Cabbage (Brassica Oleracea Capitata) (Juǎn xīn cài 卷心菜)
Sweet(Gan) flavor and cool (yin energy) thermal nature. Acts on Large Intestine and Stomach meridians.
Contains, protein, vitamin B1 (thiamine), B2 (riboflavin), vitamin B3 (niacin), vitamin B5 (pantothenic acid), vitamin B6, vitamin B9 (folate), vitamin C, vitamin K, calcium, iron, magnesium, manganese, phosphorus, potassium, sodium, zinc, and fluoride. Cabbage is considered the best vegetable for colon cancer prevention.
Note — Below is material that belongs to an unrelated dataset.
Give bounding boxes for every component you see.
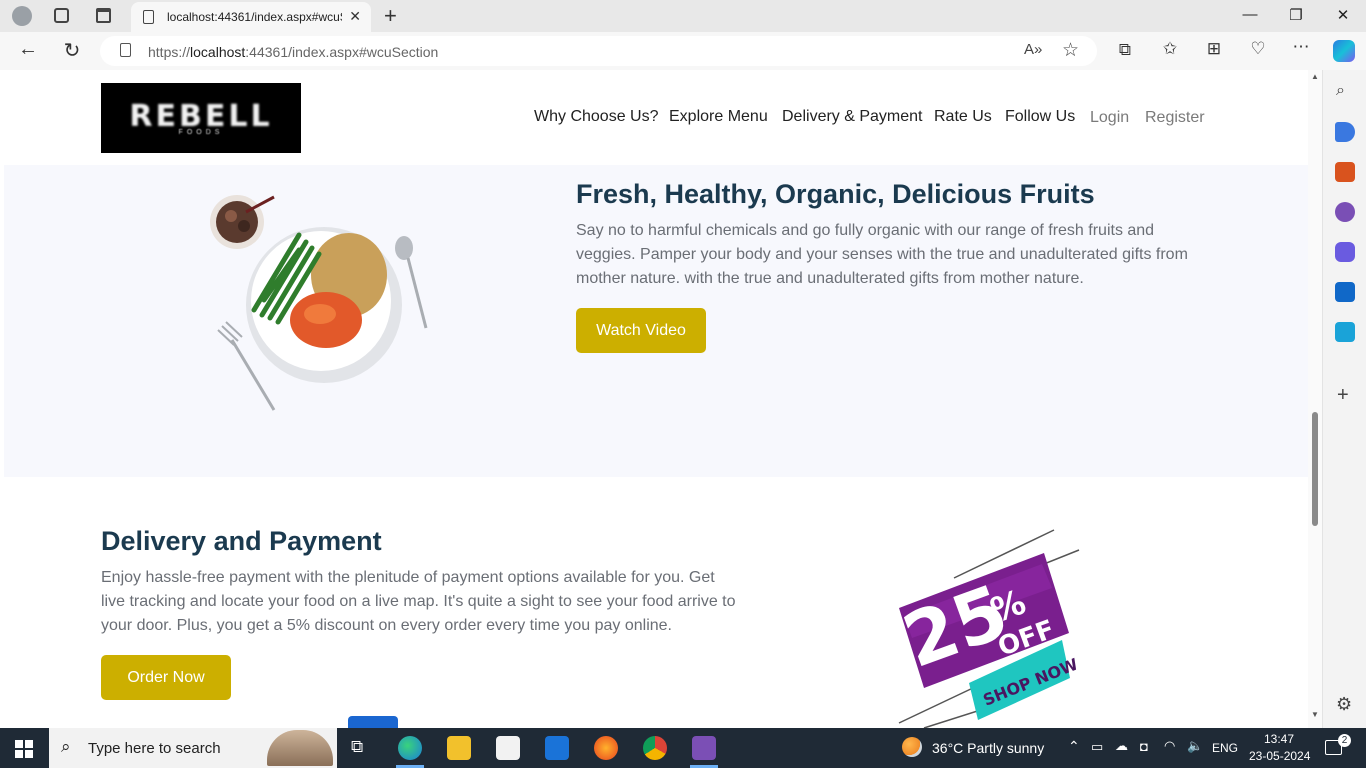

Its vitamins enhance the protective action of mucous membrane on the stomach wall, and suppress gastric and duodenal ulcers
Clinical Usage and Indications:
- Clears Heat, relaxes stools
- Common cold with fever, dysphoria, thirst, dry stool or constipation. Best cooked with Sheng Jiang (ginger) and brown sugar, to moisten the intestines and clear heat
- Moves Qi. Improving circulation, benefiting the joints
- Clears the meridians removing toxins that might block the Qi and blood around the joints, strengthens the bones and loosens the joints
- Detoxifying. Erysipelas. The stock can be used with Mung bean sprouts. Grind to a paste for topical use
- Promotes digestion
- Stomach and duodenal ulcers, preventing gastrointestinal diseases
Directions: Cabbage can be eaten raw, as salad, as juice (good for intestinal ulcers), or cooked. However, with the symptoms mentioned above, it is best if eaten cooked or at room temperature for your salad, not cooled. Cabbage can be fried, boiled and steamed and used in many dishes that suit desires. Cabbage is a great vegetable in that it can be used with most other vegetables in a stir fry.
Heat for 5 to 7 minutes on low heat. You can add pepper to taste.
Preventions: Those suffering from thyroid gland problems, abdominal flatuance and excessive intestinal gas should not eat too much cabbage.